The financial markets finished the week with solid gains, as the ECB and Fed’s action was better than the markets expected. This had been a primary concern of many and had kept them out of stocks.
Technology stocks had been leading the charge for the past month, but last week the Nasdaq-100-tracking PowerShares QQQ Trust (QQQ) as was up only 1%.
As I noted last Friday, there has been significant improvement in the technical picture this week, as the market internals improved sharply. Therefore, the coming correction should present a buying opportunity for higher prices into the end of the year.
Last spring, the media was focused on "sell in May,” which over the past few years has been an increasingly well-known mantra. As it has become more popular, many analysts have correctly pointed out the weaknesses in this approach. Nevertheless, after 2010 and 2011, many likely did sell in May, which they are likely now regretting.
These charts show what profits may have been lost for those who either sold at the end of April or at the end of May but have not reinvested. Someone who sold their position in the Spyder Trust (SPY) at the end of April would have given up around 5.4% in profits.
Those that held through May and sold at the end of the month would have done even worse, as since June 1 the SPY has gained over 12%. Experienced investors know that looking at each position is a better strategy than taking an all-in or all-out approach.

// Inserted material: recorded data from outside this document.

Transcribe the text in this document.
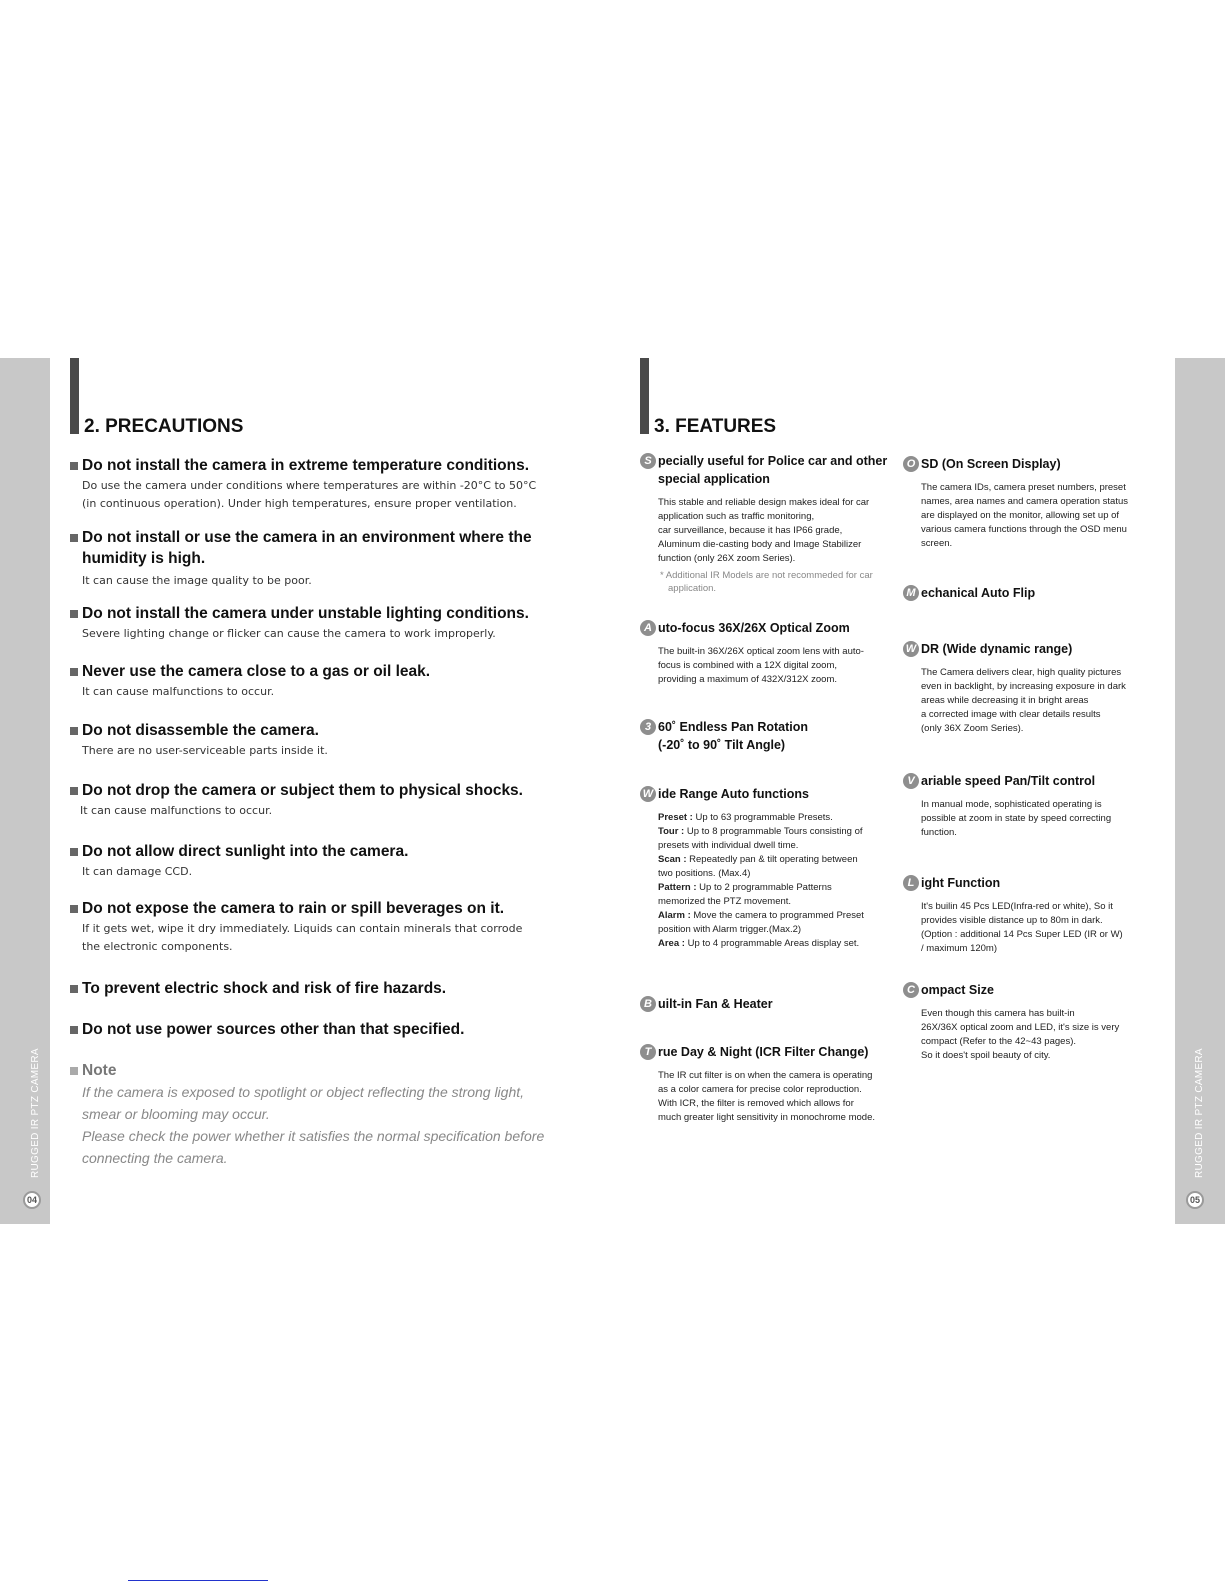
RUGGED IR PTZ CAMERA
04
RUGGED IR PTZ CAMERA
05
2. PRECAUTIONS
Do not install the camera in extreme temperature conditions.
Do use the camera under conditions where temperatures are within -20°C to 50°C
(in continuous operation). Under high temperatures, ensure proper ventilation.
Do not install or use the camera in an environment where the
humidity is high.
It can cause the image quality to be poor.
Do not install the camera under unstable lighting conditions.
Severe lighting change or flicker can cause the camera to work improperly.
Never use the camera close to a gas or oil leak.
It can cause malfunctions to occur.
Do not disassemble the camera.
There are no user-serviceable parts inside it.
Do not drop the camera or subject them to physical shocks.
It can cause malfunctions to occur.
Do not allow direct sunlight into the camera.
It can damage CCD.
Do not expose the camera to rain or spill beverages on it.
If it gets wet, wipe it dry immediately. Liquids can contain minerals that corrode
the electronic components.
To prevent electric shock and risk of fire hazards.
Do not use power sources other than that specified.
Note
If the camera is exposed to spotlight or object reflecting the strong light,
smear or blooming may occur.
Please check the power whether it satisfies the normal specification before
connecting the camera.
3. FEATURES
S pecially useful for Police car and other
special application
This stable and reliable design makes ideal for car
application such as traffic monitoring,
car surveillance, because it has IP66 grade,
Aluminum die-casting body and Image Stabilizer
function (only 26X zoom Series).
* Additional IR Models are not recommeded for car application.
A uto-focus 36X/26X Optical Zoom
The built-in 36X/26X optical zoom lens with auto-
focus is combined with a 12X digital zoom,
providing a maximum of 432X/312X zoom.
3 60˚ Endless Pan Rotation
(-20˚ to 90˚ Tilt Angle)
W ide Range Auto functions
Preset : Up to 63 programmable Presets.
Tour : Up to 8 programmable Tours consisting of
presets with individual dwell time.
Scan : Repeatedly pan & tilt operating between
two positions. (Max.4)
Pattern : Up to 2 programmable Patterns
memorized the PTZ movement.
Alarm : Move the camera to programmed Preset
position with Alarm trigger.(Max.2)
Area : Up to 4 programmable Areas display set.
B uilt-in Fan & Heater
T rue Day & Night (ICR Filter Change)
The IR cut filter is on when the camera is operating
as a color camera for precise color reproduction.
With ICR, the filter is removed which allows for
much greater light sensitivity in monochrome mode.
O SD (On Screen Display)
The camera IDs, camera preset numbers, preset
names, area names and camera operation status
are displayed on the monitor, allowing set up of
various camera functions through the OSD menu
screen.
M echanical Auto Flip
W DR (Wide dynamic range)
The Camera delivers clear, high quality pictures
even in backlight, by increasing exposure in dark
areas while decreasing it in bright areas
a corrected image with clear details results
(only 36X Zoom Series).
V ariable speed Pan/Tilt control
In manual mode, sophisticated operating is
possible at zoom in state by speed correcting
function.
L ight Function
It's builin 45 Pcs LED(Infra-red or white), So it
provides visible distance up to 80m in dark.
(Option : additional 14 Pcs Super LED (IR or W)
/ maximum 120m)
C ompact Size
Even though this camera has built-in
26X/36X optical zoom and LED, it's size is very
compact (Refer to the 42~43 pages).
So it does't spoil beauty of city.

Of course, stocks could drop back to the May lows but that does not look likely now.
In May’s article “Is This the Year to Buy in May?” I looked at five different election years and concluded that buying in May of an election year did often work, unlike other years.
For example, in 1936, stocks rallied over 18% from the May lows until the end of the year. This is an especially interesting year as the stock market and economy were recovering from the depression.
A very interesting NPR article, “When a Turn Toward Austerity Turned to Disaster," explains that the drop in unemployment from 22% to under 10% and high deficits prompted an austerity push by FDR. As they noted: “Over two years, FDR slashed government spending 17%.”
From the March 1937 high of 192.77, the Dow Industrials dropped to a low in March 1938 of 97.46. This was a decline of 49.4%, and was accompanied by a sharp rise in unemployment and plunging commodity prices. Ben Bernanke is obviously aware of this history, and probably hopes that last week’s action will help avert a similar fate.
There were several other good election years, with 1982 being the standout. From the mid-May lows, the Dow was up 32% by the end of the year.